By Nashelly Chavez | Santa Rosa Press-Democrat

A state judge will hear arguments this week on a decision by the Rincon Valley Elementary School District to bar a 5-year-old girl from taking cannabis-based medication onto campus with her, a case that highlights issues with state and federal rules prohibiting medical marijuana in schools.

Brooke Adams lives in Rincon Valley and has Dravet Syndrome, a rare disease that causes frequent and long-lasting seizures. Other complications include problems with controlling body temperature and developmental delays, the Dravet Syndrome Foundation website says.

Brooke’s mom, Jana Adams, said her daughter relies on cannabidiol, otherwise known as CBD, to fend off her seizures daily.
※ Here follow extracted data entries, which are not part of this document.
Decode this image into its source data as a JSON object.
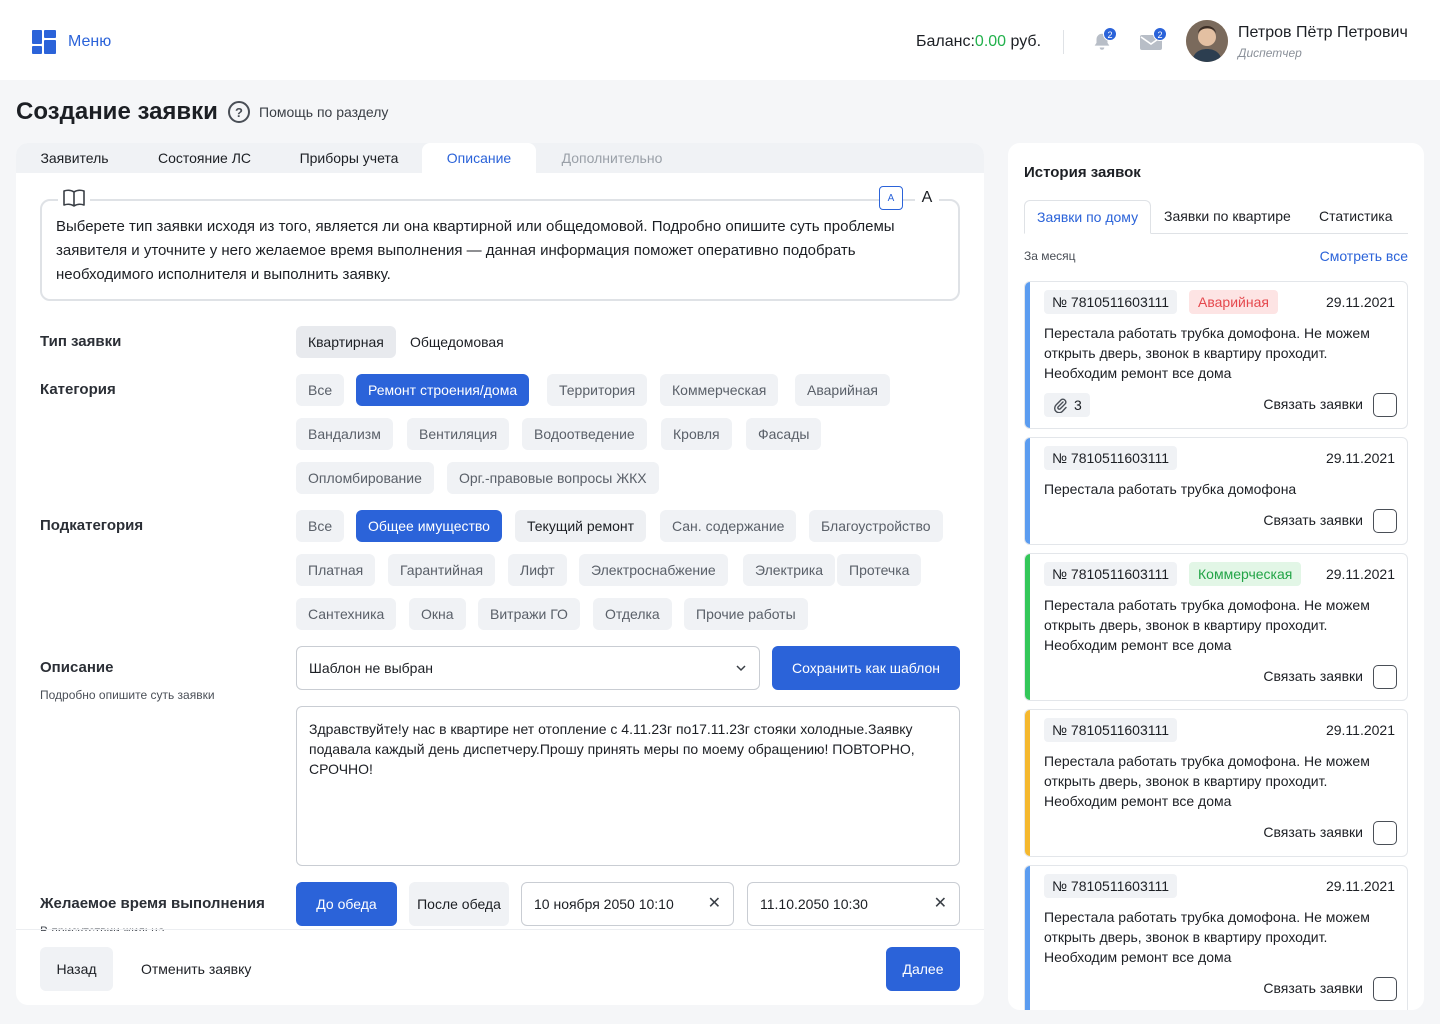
{
  "header": {
    "menu_label": "Меню",
    "balance_label": "Баланс:",
    "balance_value": "0.00",
    "balance_currency": " руб.",
    "notifications_count": "2",
    "messages_count": "2",
    "user_name": "Петров Пётр Петрович",
    "user_role": "Диспетчер"
  },
  "page": {
    "title": "Создание заявки",
    "help_label": "Помощь по разделу"
  },
  "tabs": [
    {
      "label": "Заявитель"
    },
    {
      "label": "Состояние ЛС"
    },
    {
      "label": "Приборы учета"
    },
    {
      "label": "Описание"
    },
    {
      "label": "Дополнительно"
    }
  ],
  "info": {
    "text": "Выберете тип заявки исходя из того, является ли она квартирной или общедомовой. Подробно опишите суть проблемы заявителя и уточните у него желаемое время выполнения — данная информация поможет оперативно подобрать необходимого исполнителя и выполнить заявку.",
    "font_small": "A",
    "font_large": "A"
  },
  "form": {
    "type_label": "Тип заявки",
    "types": [
      "Квартирная",
      "Общедомовая"
    ],
    "category_label": "Категория",
    "categories": [
      "Все",
      "Ремонт строения/дома",
      "Территория",
      "Коммерческая",
      "Аварийная",
      "Вандализм",
      "Вентиляция",
      "Водоотведение",
      "Кровля",
      "Фасады",
      "Опломбирование",
      "Орг.-правовые вопросы ЖКХ"
    ],
    "subcategory_label": "Подкатегория",
    "subcategories": [
      "Все",
      "Общее имущество",
      "Текущий ремонт",
      "Сан. содержание",
      "Благоустройство",
      "Платная",
      "Гарантийная",
      "Лифт",
      "Электроснабжение",
      "Электрика",
      "Протечка",
      "Сантехника",
      "Окна",
      "Витражи ГО",
      "Отделка",
      "Прочие работы"
    ],
    "description_label": "Описание",
    "description_sub": "Подробно опишите суть заявки",
    "template_value": "Шаблон не выбран",
    "save_template_label": "Сохранить как шаблон",
    "description_text": "Здравствуйте!у нас в квартире нет отопление с 4.11.23г по17.11.23г стояки холодные.Заявку подавала каждый день диспетчеру.Прошу принять меры по моему обращению! ПОВТОРНО, СРОЧНО!",
    "time_label": "Желаемое время выполнения",
    "time_sub": "В присутствии жильца",
    "before_lunch": "До обеда",
    "after_lunch": "После обеда",
    "date_from": "10 ноября 2050 10:10",
    "date_to": "11.10.2050 10:30"
  },
  "footer": {
    "back_label": "Назад",
    "cancel_label": "Отменить заявку",
    "next_label": "Далее"
  },
  "history": {
    "title": "История заявок",
    "tabs": [
      "Заявки по дому",
      "Заявки по квартире",
      "Статистика"
    ],
    "period": "За месяц",
    "see_all": "Смотреть все",
    "link_label": "Связать заявки",
    "cards": [
      {
        "num": "№ 7810511603111",
        "tag": "Аварийная",
        "date": "29.11.2021",
        "text": "Перестала работать трубка домофона. Не можем открыть дверь, звонок в квартиру проходит. Необходим ремонт все дома",
        "attach": "3",
        "stripe": "#5b9cf0",
        "tag_bg": "#fde4e4",
        "tag_color": "#e5484d"
      },
      {
        "num": "№ 7810511603111",
        "tag": "",
        "date": "29.11.2021",
        "text": "Перестала работать трубка домофона",
        "attach": "",
        "stripe": "#5b9cf0"
      },
      {
        "num": "№ 7810511603111",
        "tag": "Коммерческая",
        "date": "29.11.2021",
        "text": "Перестала работать трубка домофона. Не можем открыть дверь, звонок в квартиру проходит. Необходим ремонт все дома",
        "attach": "",
        "stripe": "#34c759",
        "tag_bg": "#e2f6e6",
        "tag_color": "#22a447"
      },
      {
        "num": "№ 7810511603111",
        "tag": "",
        "date": "29.11.2021",
        "text": "Перестала работать трубка домофона. Не можем открыть дверь, звонок в квартиру проходит. Необходим ремонт все дома",
        "attach": "",
        "stripe": "#f5b82e"
      },
      {
        "num": "№ 7810511603111",
        "tag": "",
        "date": "29.11.2021",
        "text": "Перестала работать трубка домофона. Не можем открыть дверь, звонок в квартиру проходит. Необходим ремонт все дома",
        "attach": "",
        "stripe": "#5b9cf0"
      }
    ]
  }
}
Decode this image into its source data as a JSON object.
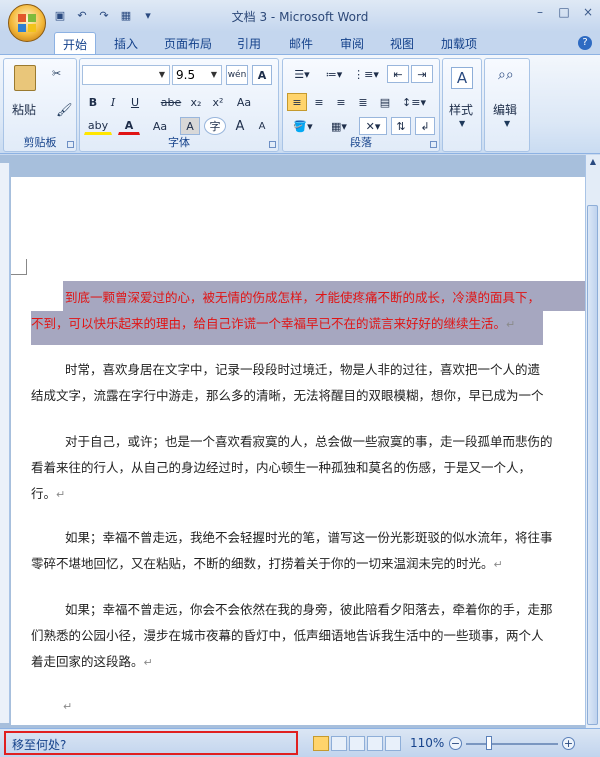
{
  "window": {
    "title": "文档 3 - Microsoft Word",
    "controls": {
      "minimize": "–",
      "maximize": "□",
      "close": "×"
    }
  },
  "quick_access": {
    "save_icon": "save-icon",
    "undo_icon": "undo-icon",
    "redo_icon": "redo-icon",
    "table_icon": "table-icon",
    "more_icon": "chevron-down-icon"
  },
  "tabs": [
    {
      "label": "开始",
      "active": true
    },
    {
      "label": "插入"
    },
    {
      "label": "页面布局"
    },
    {
      "label": "引用"
    },
    {
      "label": "邮件"
    },
    {
      "label": "审阅"
    },
    {
      "label": "视图"
    },
    {
      "label": "加载项"
    }
  ],
  "help": "?",
  "ribbon": {
    "clipboard": {
      "label": "剪贴板",
      "paste_label": "粘贴"
    },
    "font": {
      "label": "字体",
      "font_name": "",
      "font_size": "9.5",
      "wen_label": "wén",
      "A_box": "A",
      "bold": "B",
      "italic": "I",
      "underline": "U",
      "strike": "abe",
      "subscript": "x₂",
      "superscript": "x²",
      "clear_format": "Aa",
      "char_shade": "A",
      "enclose": "字",
      "grow": "A",
      "shrink": "A",
      "highlight": "aby",
      "font_color": "A",
      "change_case": "Aa"
    },
    "paragraph": {
      "label": "段落"
    },
    "styles": {
      "label": "样式"
    },
    "editing": {
      "label": "编辑"
    }
  },
  "document": {
    "paragraphs": [
      {
        "lines": [
          "到底一颗曾深爱过的心，被无情的伤成怎样，才能使疼痛不断的成长，冷漠的面具下，",
          "不到，可以快乐起来的理由，给自己诈谎一个幸福早已不在的谎言来好好的继续生活。"
        ],
        "selected": true
      },
      {
        "lines": [
          "时常，喜欢身居在文字中，记录一段段时过境迁，物是人非的过往，喜欢把一个人的遗",
          "结成文字，流露在字行中游走，那么多的清晰，无法将醒目的双眼模糊，想你，早已成为一个"
        ]
      },
      {
        "lines": [
          "对于自己，或许；也是一个喜欢看寂寞的人，总会做一些寂寞的事，走一段孤单而悲伤的",
          "看着来往的行人，从自己的身边经过时，内心顿生一种孤独和莫名的伤感，于是又一个人，",
          "行。"
        ]
      },
      {
        "lines": [
          "如果；幸福不曾走远，我绝不会轻握时光的笔，谱写这一份光影斑驳的似水流年，将往事",
          "零碎不堪地回忆，又在粘贴，不断的细数，打捞着关于你的一切来温润未完的时光。"
        ]
      },
      {
        "lines": [
          "如果；幸福不曾走远，你会不会依然在我的身旁，彼此陪看夕阳落去，牵着你的手，走那",
          "们熟悉的公园小径，漫步在城市夜幕的昏灯中，低声细语地告诉我生活中的一些琐事，两个人",
          "着走回家的这段路。"
        ]
      }
    ],
    "para_mark": "↵"
  },
  "status": {
    "text": "移至何处?",
    "zoom": "110%",
    "zoom_out": "−",
    "zoom_in": "+",
    "zoom_level": 1.1
  },
  "colors": {
    "ribbon_text": "#15428b",
    "selection": "#a6a7c0",
    "selected_text": "#e01414",
    "status_highlight_border": "#e02020"
  }
}
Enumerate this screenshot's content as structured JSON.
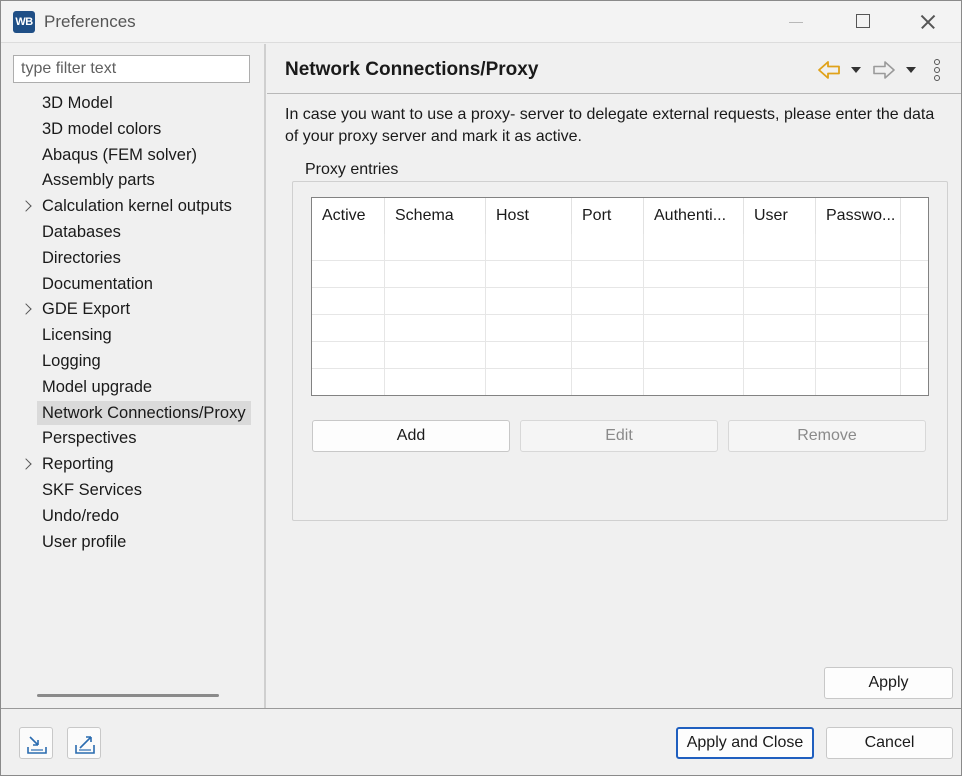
{
  "window": {
    "title": "Preferences",
    "app_icon_text": "WB"
  },
  "filter": {
    "placeholder": "type filter text"
  },
  "tree": {
    "items": [
      {
        "label": "3D Model",
        "expandable": false
      },
      {
        "label": "3D model colors",
        "expandable": false
      },
      {
        "label": "Abaqus (FEM solver)",
        "expandable": false
      },
      {
        "label": "Assembly parts",
        "expandable": false
      },
      {
        "label": "Calculation kernel outputs",
        "expandable": true
      },
      {
        "label": "Databases",
        "expandable": false
      },
      {
        "label": "Directories",
        "expandable": false
      },
      {
        "label": "Documentation",
        "expandable": false
      },
      {
        "label": "GDE Export",
        "expandable": true
      },
      {
        "label": "Licensing",
        "expandable": false
      },
      {
        "label": "Logging",
        "expandable": false
      },
      {
        "label": "Model upgrade",
        "expandable": false
      },
      {
        "label": "Network Connections/Proxy",
        "expandable": false,
        "selected": true
      },
      {
        "label": "Perspectives",
        "expandable": false
      },
      {
        "label": "Reporting",
        "expandable": true
      },
      {
        "label": "SKF Services",
        "expandable": false
      },
      {
        "label": "Undo/redo",
        "expandable": false
      },
      {
        "label": "User profile",
        "expandable": false
      }
    ]
  },
  "page": {
    "title": "Network Connections/Proxy",
    "description": "In case you want to use a proxy- server to delegate external requests, please enter the data of your proxy server and mark it as active.",
    "group_label": "Proxy entries",
    "table": {
      "columns": [
        "Active",
        "Schema",
        "Host",
        "Port",
        "Authenti...",
        "User",
        "Passwo..."
      ],
      "rows": []
    },
    "buttons": {
      "add": "Add",
      "edit": "Edit",
      "remove": "Remove",
      "apply": "Apply"
    }
  },
  "footer": {
    "apply_and_close": "Apply and Close",
    "cancel": "Cancel"
  },
  "icons": {
    "back": "back-arrow-icon",
    "forward": "forward-arrow-icon",
    "more": "more-vertical-icon",
    "import": "import-icon",
    "export": "export-icon"
  },
  "colors": {
    "accent": "#1f5fbf",
    "back_arrow": "#e0a21a",
    "selection": "#dadada"
  }
}
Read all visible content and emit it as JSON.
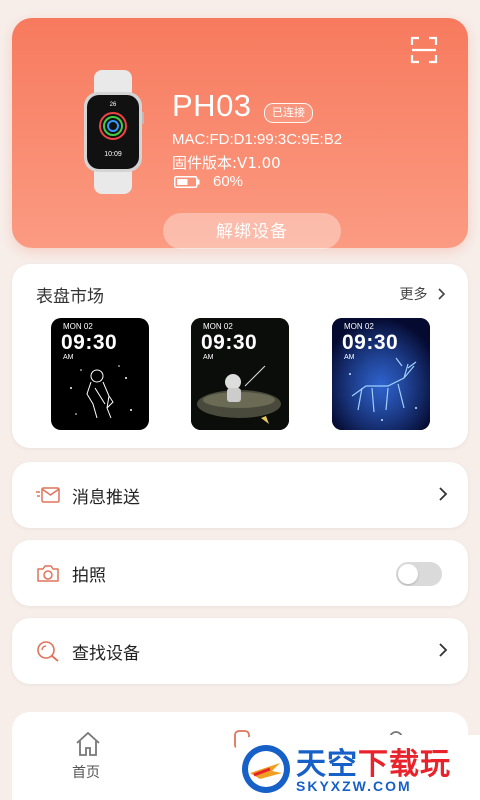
{
  "device": {
    "name": "PH03",
    "status_badge": "已连接",
    "mac": "MAC:FD:D1:99:3C:9E:B2",
    "firmware": "固件版本:V1.00",
    "battery": "60%",
    "battery_level": 0.6,
    "unbind_label": "解绑设备",
    "watch_face": {
      "date": "26",
      "time": "10:09"
    }
  },
  "market": {
    "title": "表盘市场",
    "more_label": "更多",
    "faces": [
      {
        "date": "MON  02",
        "time": "09:30",
        "ampm": "AM",
        "theme": "astronaut-outline"
      },
      {
        "date": "MON  02",
        "time": "09:30",
        "ampm": "AM",
        "theme": "astronaut-boat"
      },
      {
        "date": "MON  02",
        "time": "09:30",
        "ampm": "AM",
        "theme": "blue-deer"
      }
    ]
  },
  "menu": {
    "message_push": "消息推送",
    "photo": "拍照",
    "photo_toggle_on": false,
    "find_device": "查找设备"
  },
  "nav": {
    "home_label": "首页"
  },
  "watermark": {
    "title_a": "天空",
    "title_b": "下载玩",
    "domain": "SKYXZW.COM"
  },
  "colors": {
    "accent": "#f77a5e",
    "icon": "#e0735a"
  }
}
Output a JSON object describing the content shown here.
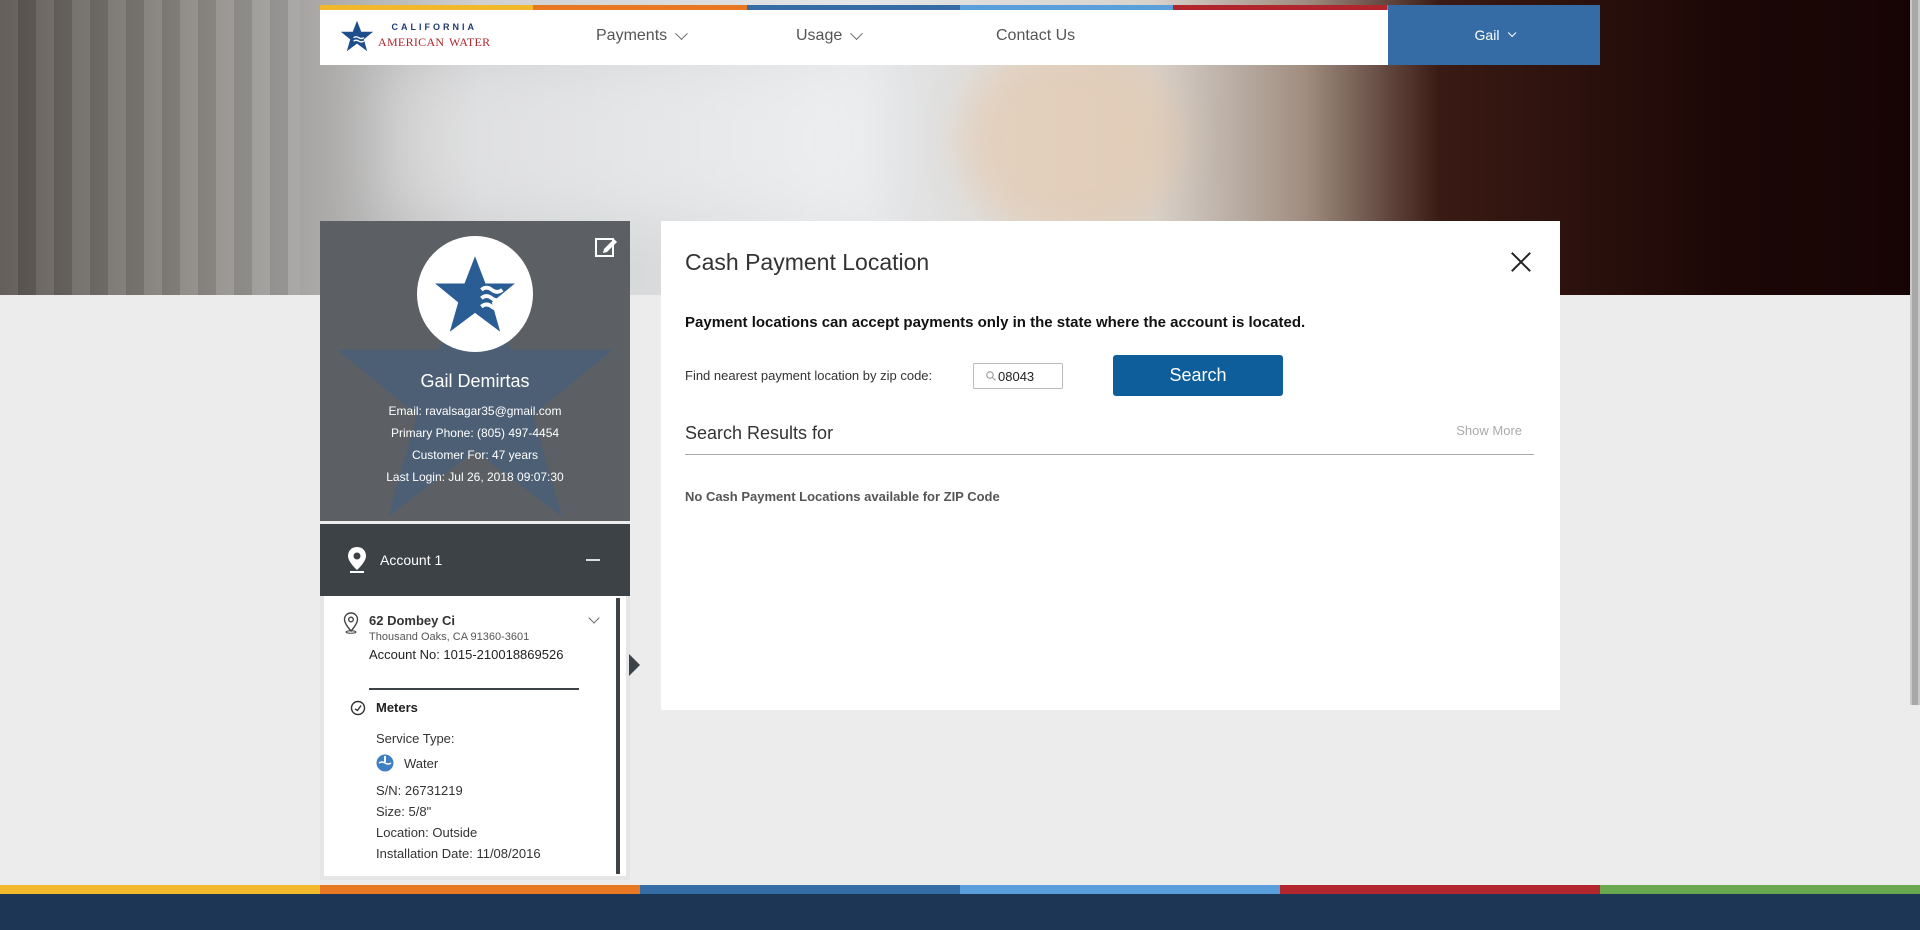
{
  "brand": {
    "line1": "CALIFORNIA",
    "line2": "AMERICAN WATER"
  },
  "colors": {
    "stripe": [
      "#f2b82c",
      "#e87722",
      "#356ca6",
      "#5a9fdc",
      "#b0262c",
      "#6aa84f"
    ],
    "nav_user_bg": "#356ca6",
    "primary_button": "#0d5e9b",
    "footer": "#1e3655"
  },
  "nav": {
    "items": [
      {
        "label": "Payments",
        "icon": "chevron-down-icon"
      },
      {
        "label": "Usage",
        "icon": "chevron-down-icon"
      },
      {
        "label": "Contact Us"
      }
    ],
    "user": {
      "label": "Gail",
      "icon": "chevron-down-icon"
    }
  },
  "profile": {
    "name": "Gail Demirtas",
    "email": "Email: ravalsagar35@gmail.com",
    "phone": "Primary Phone: (805) 497-4454",
    "customer_for": "Customer For: 47 years",
    "last_login": "Last Login: Jul 26, 2018 09:07:30",
    "edit_icon": "edit-icon"
  },
  "account": {
    "title": "Account 1",
    "address_line1": "62 Dombey Ci",
    "address_line2": "Thousand Oaks, CA 91360-3601",
    "account_no": "Account No: 1015-210018869526",
    "meters_label": "Meters",
    "service_type": "Service Type:",
    "service": "Water",
    "serial": "S/N: 26731219",
    "size": "Size: 5/8\"",
    "location": "Location: Outside",
    "install_date": "Installation Date: 11/08/2016"
  },
  "modal": {
    "title": "Cash Payment Location",
    "note": "Payment locations can accept payments only in the state where the account is located.",
    "find_label": "Find nearest payment location by zip code:",
    "zip_value": "08043",
    "search_label": "Search",
    "results_title": "Search Results for",
    "show_more": "Show More",
    "no_results": "No Cash Payment Locations available for ZIP Code"
  }
}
Brooke additionally takes THC oil, which is applied to her gums, when seizures strike even while on the CBD oil.

“CBD is more like maintenance,” Jana Adams said. “The THC actually works like a rescue medication. It stops (the seizures) within three minutes, and that’s really the life-saving part for us.”

The school district accommodated Brooke two years ago when she started going to preschool. It paid for her to attend Humboldt Community Preschool, a private school that agreed to work with Brooke and allowed her to bring cannabis-based medication to school, Jana Adams said.